Administrative measures, such as market audits, mandatory electronic invoicing, and investigations into price manipulation, would have an immediate stabilizing effect on the gold market.
The State Bank of Vietnam (SBV) on May 17 announced its decision to audit the gold trading activities of credit institutions and enterprises over the past four years.
Locals buying gold at a jewelry store in Hanoi. Photo: Thanh Hai/The Hanoi Times |
The audit will comply with gold trading laws, anti-money laundering measures, accounting practices, invoicing and documentation, and tax obligations. The audit will last for 45 days and will cover the period from early 2020 to May 15, 2024. "If necessary, the audit may also include periods before or after this timeframe," the SBV noted.
The audit team will include representatives from the Government Inspectorate, the Ministry of Public Security, the Ministry of Finance, and the Ministry of Industry and Trade.
Earlier this week, Deputy Prime Minister Le Minh Khai also instructed the Ministry of Public Security and the Government Inspectorate to join the multi-disciplinary team auditing the gold market.
In a recently released report, experts from the Vietnam Institute for Economic and Policy Research (VEPR) and Think Future Consultancy suggested that administrative measures, such as market audits, mandatory electronic invoicing, and investigations into price manipulation, would have an immediate stabilizing effect on the gold market.
These measures are seen as more effective than importing large quantities of gold to stabilize prices. The audit comes amid rising gold prices and a widening gap between domestic and international prices, despite regulatory efforts to increase supply through auctions. Last weekend, SJC gold bars hit a record high of VND92 million (US$3,615) per tael.
Following regulatory interventions, SJC gold prices have cooled and dropped to around VND90 million ($3,536), but the price gap with international markets remains high at about VND17 million ($668) per tael.
Regulators assert that gold is not a regulated commodity, meaning the government does not intervene, protect, or control its price.

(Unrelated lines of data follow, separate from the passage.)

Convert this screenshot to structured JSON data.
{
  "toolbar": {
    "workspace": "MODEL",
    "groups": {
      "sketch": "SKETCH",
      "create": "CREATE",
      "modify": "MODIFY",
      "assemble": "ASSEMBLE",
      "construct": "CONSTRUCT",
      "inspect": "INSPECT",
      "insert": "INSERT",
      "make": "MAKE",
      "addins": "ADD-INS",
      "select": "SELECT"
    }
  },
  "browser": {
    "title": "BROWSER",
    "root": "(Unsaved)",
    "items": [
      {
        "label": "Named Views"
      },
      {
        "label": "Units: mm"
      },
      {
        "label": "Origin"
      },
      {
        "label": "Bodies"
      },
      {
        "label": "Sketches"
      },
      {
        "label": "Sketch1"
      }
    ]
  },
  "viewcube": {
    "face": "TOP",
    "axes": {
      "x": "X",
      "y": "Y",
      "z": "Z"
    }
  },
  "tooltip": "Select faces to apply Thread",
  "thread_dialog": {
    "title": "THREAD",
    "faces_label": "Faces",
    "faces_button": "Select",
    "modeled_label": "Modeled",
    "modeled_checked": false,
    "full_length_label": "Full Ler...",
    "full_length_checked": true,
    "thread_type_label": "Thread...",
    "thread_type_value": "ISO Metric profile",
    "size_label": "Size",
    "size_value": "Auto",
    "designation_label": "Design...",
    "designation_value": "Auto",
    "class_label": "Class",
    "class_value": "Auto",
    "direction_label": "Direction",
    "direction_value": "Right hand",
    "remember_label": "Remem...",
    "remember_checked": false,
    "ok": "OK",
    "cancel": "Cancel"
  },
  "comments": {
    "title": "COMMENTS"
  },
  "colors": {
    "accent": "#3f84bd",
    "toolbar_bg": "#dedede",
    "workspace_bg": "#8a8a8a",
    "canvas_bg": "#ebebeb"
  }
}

The SBV only holds a monopoly on the production of gold bars, not on its trading.
However, bullion is a unique product with both commodity and monetary characteristics. The demand for buying, selling, and exchanging gold bars among the public is legitimate. Therefore, the SBV has the responsibility to intervene and stabilize the market and create a level playing field for all participants. It also warns that violations such as speculation and market manipulation will be dealt with strictly.
The SBV has intervened to stabilize the gold market through gold bar auctions to increase supply. Since April 19, the State Bank has held seven SJC gold bar auctions, with a total successful bid volume of 27,200 taels (approximately 1.02 tons).
Next week, the SBV will continue with two more gold bar auctions on May 21 and 23. Additionally, the bank will work with relevant sectors to implement comprehensive solutions to resolve the high price gap between domestic and international gold bars. People are advised to be cautious when trading gold in order to minimize risks.
In the long term, it has been proposed that authorities should amend Decree 24/2012 to eliminate the SJC's monopoly on the gold bar brand and manage gold bars as 9999 quality gold. In the meantime, gold jewelry should be considered an ordinary commodity.